Lagos government should learn from previous mistakes and work with us to give good information about the gig economy. They are looking at the money that would come out of it but there is more to it.
The NUPA-BW boss, however, acknowledged that the scheme could still prove beneficial. He explained that e-hailing drivers would have more vehicles to work with and the competition could pressure Uber/Bolt to better support their driver-partners.

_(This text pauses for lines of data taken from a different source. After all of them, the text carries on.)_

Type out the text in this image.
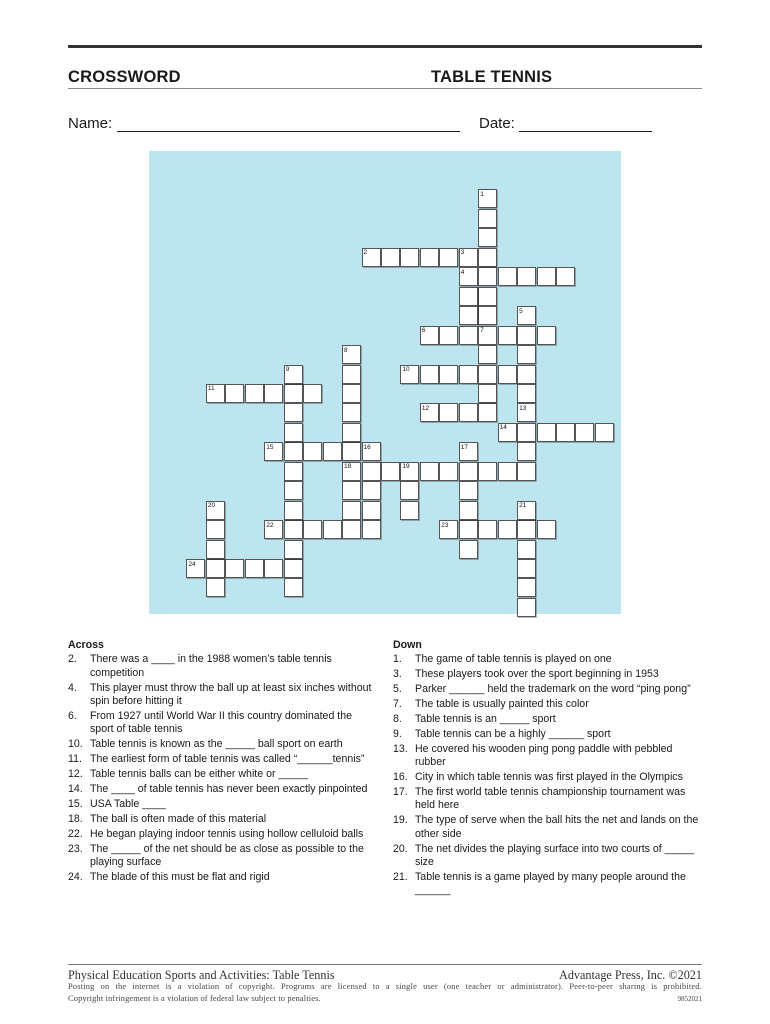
CROSSWORD	TABLE TENNIS
Name:	Date:
1
2	3
4
5
6	7
8
9	10
11
12	13
14
15	16	17
18	19
20	21
22	23
24
Across
2.	There was a ____ in the 1988 women’s table tennis competition
4.	This player must throw the ball up at least six inches without spin before hitting it
6.	From 1927 until World War II this country dominated the sport of table tennis
10. Table tennis is known as the _____ ball sport on earth
11. The earliest form of table tennis was called “______tennis”
12. Table tennis balls can be either white or _____
14. The ____ of table tennis has never been exactly pinpointed
15. USA Table ____
18. The ball is often made of this material
22. He began playing indoor tennis using hollow celluloid balls
23. The _____ of the net should be as close as possible to the playing surface
24. The blade of this must be flat and rigid
Down
1.	The game of table tennis is played on one
3.	These players took over the sport beginning in 1953
5.	Parker ______ held the trademark on the word “ping pong”
7.	The table is usually painted this color
8.	Table tennis is an _____ sport
9.	Table tennis can be a highly ______ sport
13. He covered his wooden ping pong paddle with pebbled rubber
16. City in which table tennis was first played in the Olympics
17. The first world table tennis championship tournament was held here
19. The type of serve when the ball hits the net and lands on the other side
20. The net divides the playing surface into two courts of _____ size
21. Table tennis is a game played by many people around the ______
Physical Education Sports and Activities: Table Tennis	Advantage Press, Inc. ©2021
Posting on the internet is a violation of copyright. Programs are licensed to a single user (one teacher or administrator). Peer-to-peer sharing is prohibited.
Copyright infringement is a violation of federal law subject to penalties.	9852021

Meanwhile, Bolt/Uber drivers have questioned whether the Lagos Ride scheme is sustainable. Many do not see the Chinese SUVs surviving Lagos roads, stating that high vehicle maintenance costs and fuel consumption could drive up fares, thereby reducing the market appeal to riders.
Ayoade agrees with this position, stating that fares could be on the high side compared to Uber/Bolt, which the bulk of riders may not be able to afford.
Going forward, it remains to be seen how the Lagos Ride scheme will eventually play out.